According to MIT, the biomimetic blades used by Whale Electricity help create the "same amount of power at 10 miles per hour as conventional turbines generate at 17 miles per hour," according to MIT.

Stenocara Harvesting Water

The Stenocara beetle lives in Africa's arid Namib desert, yet it has an evolutionary hack to draw water out of thin air. The beetle can gather moisture from the morning fog thanks to a system of nodes on its back.

The droplets then fall into tiny passageways to the beetle's mouth. Academics are presently using this discovery to construct biomimetic patterns that can gather water from the air.
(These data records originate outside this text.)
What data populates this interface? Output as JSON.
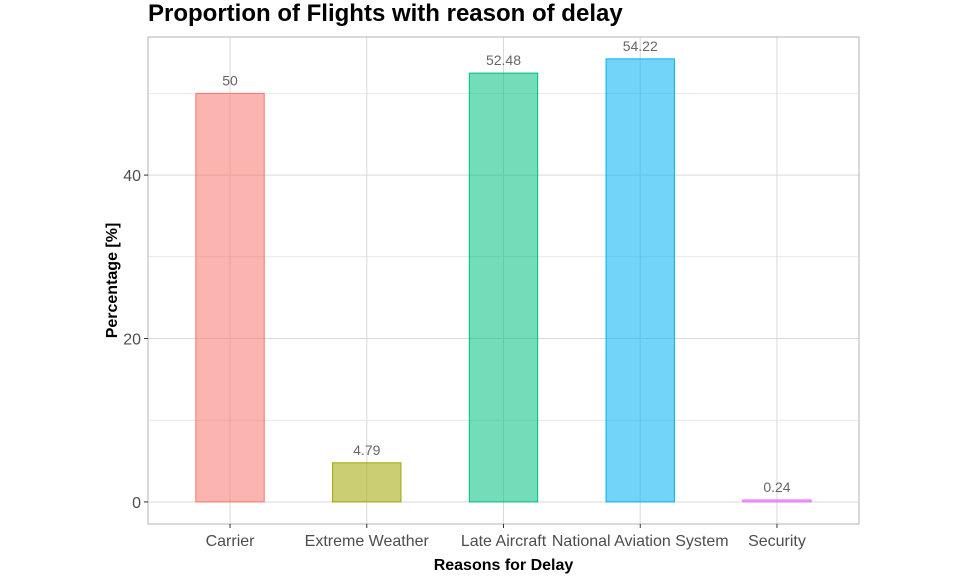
{
  "chart_data": {
    "type": "bar",
    "title": "Proportion of Flights with reason of delay",
    "xlabel": "Reasons for Delay",
    "ylabel": "Percentage [%]",
    "categories": [
      "Carrier",
      "Extreme Weather",
      "Late Aircraft",
      "National Aviation System",
      "Security"
    ],
    "values": [
      50,
      4.79,
      52.48,
      54.22,
      0.24
    ],
    "data_labels": [
      "50",
      "4.79",
      "52.48",
      "54.22",
      "0.24"
    ],
    "ylim": [
      -2.7,
      56.9
    ],
    "yticks": [
      0,
      20,
      40
    ],
    "ytick_labels": [
      "0",
      "20",
      "40"
    ],
    "grid": true,
    "legend": "none",
    "colors": {
      "fills": [
        "#F8766D",
        "#A3A500",
        "#00BF7D",
        "#00B0F6",
        "#E76BF3"
      ],
      "fill_opacity": 0.55,
      "grid": "#d9d9d9",
      "panel_border": "#b3b3b3"
    }
  }
}
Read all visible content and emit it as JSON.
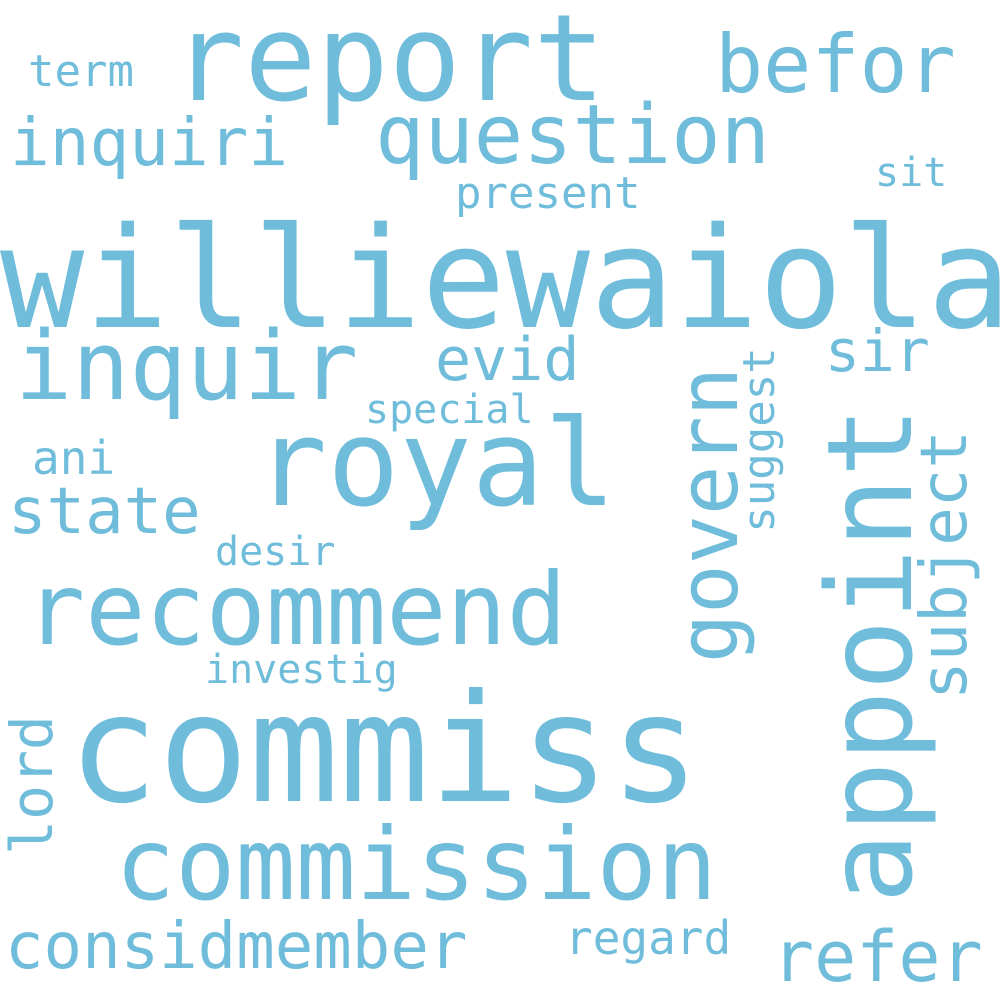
{
  "color": "#6fbddb",
  "words": {
    "williewaiola": "williewaiola",
    "commiss": "commiss",
    "report": "report",
    "royal": "royal",
    "recommend": "recommend",
    "commission": "commission",
    "appoint": "appoint",
    "inquir": "inquir",
    "question": "question",
    "govern": "govern",
    "befor": "befor",
    "inquiri": "inquiri",
    "considmember": "considmember",
    "refer": "refer",
    "subject": "subject",
    "state": "state",
    "evid": "evid",
    "lord": "lord",
    "regard": "regard",
    "sir": "sir",
    "present": "present",
    "term": "term",
    "special": "special",
    "suggest": "suggest",
    "sit": "sit",
    "ani": "ani",
    "desir": "desir",
    "investig": "investig"
  }
}
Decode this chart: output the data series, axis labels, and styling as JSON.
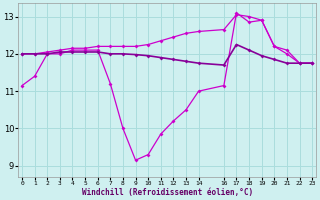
{
  "xlabel": "Windchill (Refroidissement éolien,°C)",
  "background_color": "#cff0f0",
  "grid_color": "#aadddd",
  "line_color1": "#cc00cc",
  "line_color2": "#880099",
  "line_color3": "#aa00aa",
  "ylim": [
    8.7,
    13.35
  ],
  "xlim": [
    -0.3,
    23.3
  ],
  "yticks": [
    9,
    10,
    11,
    12,
    13
  ],
  "xticks": [
    0,
    1,
    2,
    3,
    4,
    5,
    6,
    7,
    8,
    9,
    10,
    11,
    12,
    13,
    14,
    16,
    17,
    18,
    19,
    20,
    21,
    22,
    23
  ],
  "series1_x": [
    0,
    1,
    2,
    3,
    4,
    5,
    6,
    7,
    8,
    9,
    10,
    11,
    12,
    13,
    14,
    16,
    17,
    18,
    19,
    20,
    21,
    22,
    23
  ],
  "series1_y": [
    11.15,
    11.4,
    12.0,
    12.0,
    12.1,
    12.1,
    12.1,
    11.2,
    10.0,
    9.15,
    9.3,
    9.85,
    10.2,
    10.5,
    11.0,
    11.15,
    13.1,
    12.85,
    12.9,
    12.2,
    12.0,
    11.75,
    11.75
  ],
  "series2_x": [
    0,
    1,
    2,
    3,
    4,
    5,
    6,
    7,
    8,
    9,
    10,
    11,
    12,
    13,
    14,
    16,
    17,
    18,
    19,
    20,
    21,
    22,
    23
  ],
  "series2_y": [
    12.0,
    12.0,
    12.05,
    12.1,
    12.15,
    12.15,
    12.2,
    12.2,
    12.2,
    12.2,
    12.25,
    12.35,
    12.45,
    12.55,
    12.6,
    12.65,
    13.05,
    13.0,
    12.9,
    12.2,
    12.1,
    11.75,
    11.75
  ],
  "series3_x": [
    0,
    1,
    2,
    3,
    4,
    5,
    6,
    7,
    8,
    9,
    10,
    11,
    12,
    13,
    14,
    16,
    17,
    18,
    19,
    20,
    21,
    22,
    23
  ],
  "series3_y": [
    12.0,
    12.0,
    12.0,
    12.05,
    12.05,
    12.05,
    12.05,
    12.0,
    12.0,
    11.98,
    11.95,
    11.9,
    11.85,
    11.8,
    11.75,
    11.7,
    12.25,
    12.1,
    11.95,
    11.85,
    11.75,
    11.75,
    11.75
  ]
}
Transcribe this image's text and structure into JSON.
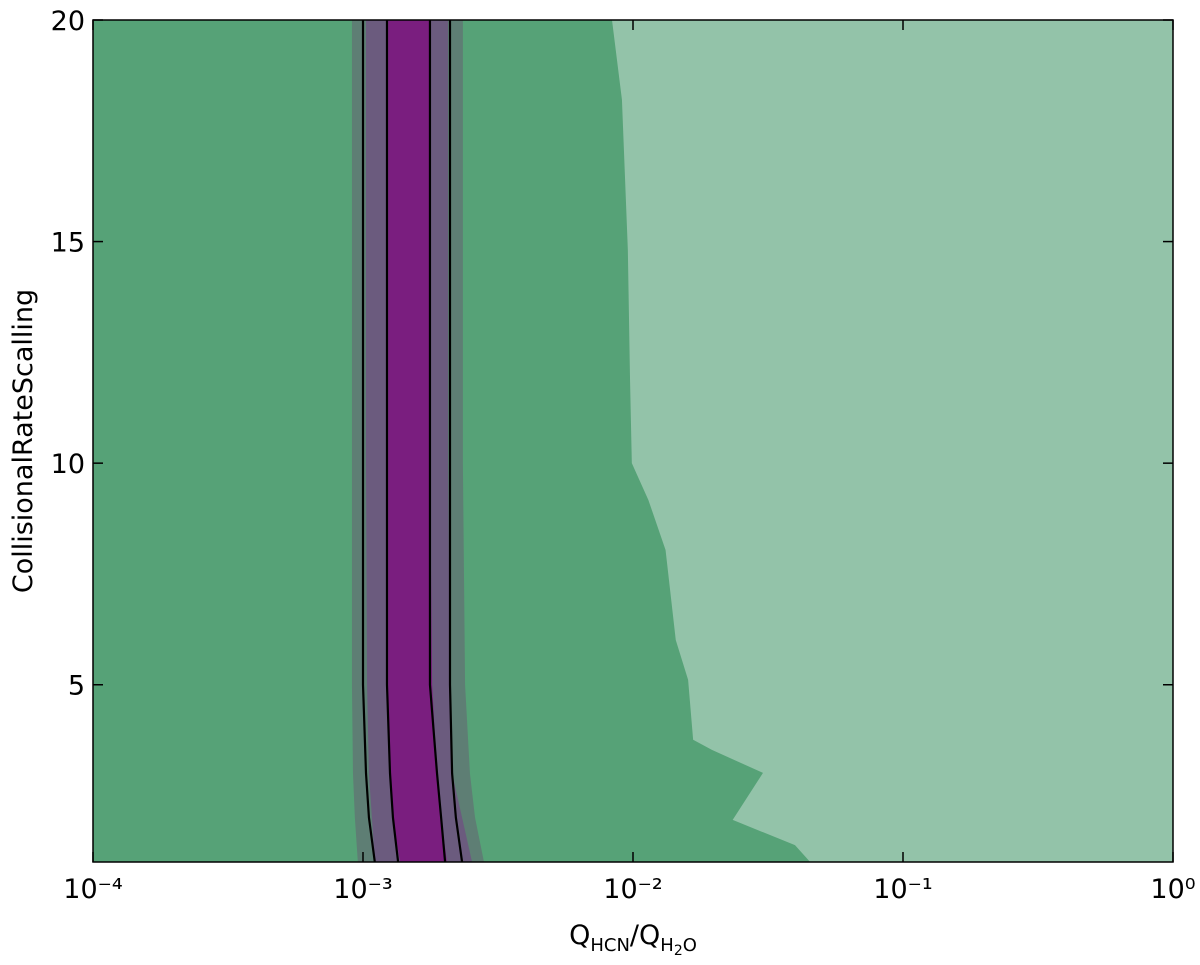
{
  "chart_data": {
    "type": "contour",
    "ylabel": "CollisionalRateScalling",
    "xlabel": [
      {
        "text": "Q",
        "level": 0
      },
      {
        "text": "HCN",
        "level": 1
      },
      {
        "text": "/Q",
        "level": 0
      },
      {
        "text": "H",
        "level": 1
      },
      {
        "text": "2",
        "level": 2
      },
      {
        "text": "O",
        "level": 1
      }
    ],
    "xscale": "log",
    "xlim": [
      0.0001,
      1
    ],
    "ylim": [
      1,
      20
    ],
    "xticks": [
      {
        "value": 0.0001,
        "label": "10⁻⁴"
      },
      {
        "value": 0.001,
        "label": "10⁻³"
      },
      {
        "value": 0.01,
        "label": "10⁻²"
      },
      {
        "value": 0.1,
        "label": "10⁻¹"
      },
      {
        "value": 1,
        "label": "10⁰"
      }
    ],
    "yticks": [
      5,
      10,
      15,
      20
    ],
    "background_color": "#56a277",
    "regions": [
      {
        "color": "#93c3a9",
        "x": [
          0.00836,
          0.0091,
          0.00957,
          0.00975,
          0.0099,
          0.0114,
          0.0132,
          0.0144,
          0.016,
          0.0167,
          0.0196,
          0.0303,
          0.0234,
          0.0398,
          0.0453,
          1,
          1
        ],
        "y": [
          20,
          18.2,
          14.81,
          11.88,
          10,
          9.17,
          8.04,
          6.01,
          5.11,
          3.76,
          3.53,
          3.01,
          1.95,
          1.38,
          1,
          1,
          20
        ]
      },
      {
        "color": "#5e7e74",
        "x": [
          0.00091,
          0.00091,
          0.00091,
          0.000918,
          0.000933,
          0.000957,
          0.002806,
          0.0026,
          0.002489,
          0.002388,
          0.002344,
          0.002344
        ],
        "y": [
          20,
          10,
          5,
          3,
          2,
          1,
          1,
          2,
          3,
          5,
          10,
          20
        ]
      },
      {
        "color": "#6b5b7e",
        "x": [
          0.001026,
          0.001026,
          0.001035,
          0.001052,
          0.001079,
          0.001106,
          0.002535,
          0.002328,
          0.002138,
          0.0021,
          0.002065,
          0.002065
        ],
        "y": [
          20,
          10,
          5,
          3,
          2,
          1,
          1,
          2,
          3,
          5,
          10,
          20
        ]
      },
      {
        "color": "#7a1e7f",
        "x": [
          0.001239,
          0.001239,
          0.001239,
          0.001259,
          0.001291,
          0.001371,
          0.002046,
          0.001947,
          0.00188,
          0.001803,
          0.00177,
          0.00177
        ],
        "y": [
          20,
          10,
          5,
          3,
          2,
          1,
          1,
          2,
          3,
          5,
          10,
          20
        ]
      }
    ],
    "lines": [
      {
        "color": "#000000",
        "x": [
          0.001,
          0.001,
          0.001,
          0.001026,
          0.001052,
          0.001106
        ],
        "y": [
          20,
          10,
          5,
          3,
          2,
          1
        ]
      },
      {
        "color": "#000000",
        "x": [
          0.001227,
          0.001227,
          0.001227,
          0.001259,
          0.001291,
          0.001349
        ],
        "y": [
          20,
          10,
          5,
          3,
          2,
          1
        ]
      },
      {
        "color": "#000000",
        "x": [
          0.00177,
          0.00177,
          0.00177,
          0.00188,
          0.001947,
          0.002014
        ],
        "y": [
          20,
          10,
          5,
          3,
          2,
          1
        ]
      },
      {
        "color": "#000000",
        "x": [
          0.0021,
          0.0021,
          0.0021,
          0.002138,
          0.002208,
          0.002328
        ],
        "y": [
          20,
          10,
          5,
          3,
          2,
          1
        ]
      }
    ]
  }
}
Woodpecker Shock Absorption

(Photo : Jean Hall)

Woodpeckers are recognized for their incredible digging abilities. The animals' beaks are used to seek insects and make hiding places for themselves. Woodpeckers undergo a deceleration of 1200 gravitational forces (Gs) roughly 22 times each second when they dig their holes.

To put it in context, a major vehicle accident might cause a passenger to experience 120 Gs. How does the woodpecker deal with the constant jolts?

Natural shock absorbers are the answer. Researchers at the University of California, Berkeley, used video and CT scans to determine that woodpeckers had four structures to absorb mechanical shock. The semi-elastic beak of the bird, a region of "spongy bone" material beneath the bird's skull, and the cerebrospinal fluid all work together to prolong the time this concussion occurs, therefore suppressing vibration.

The team is developing various applications based on this multifunctional construction, ranging from more shock-resistant flight recorders (black boxes) to micrometeorite-resistant spacecraft.

Cepalophod Stealth

(Photo : Getty Images)

Squids, like all cephalopods, may shine (bioluminescence) and change the color of their skin. They can hide from predators thanks to their camouflaging abilities, and their bioluminescence lets them communicate with and/or attract a partner. A network of specialized skin cells and muscles is responsible for this intricate activity.

Researchers at the University of Houston have invented a gadget that can sense its surroundings and match them in seconds. Actuators, light sensors, and reflectors are used in this early prototype to create a flexible, pixelated grid.

A signal is transmitted to the matching diode when the light sensors detect a change in the environment. The thermochromatic grid changes color due to the heat created in the region. In the future, this artificial "skin" might be used for both military and commercial purposes.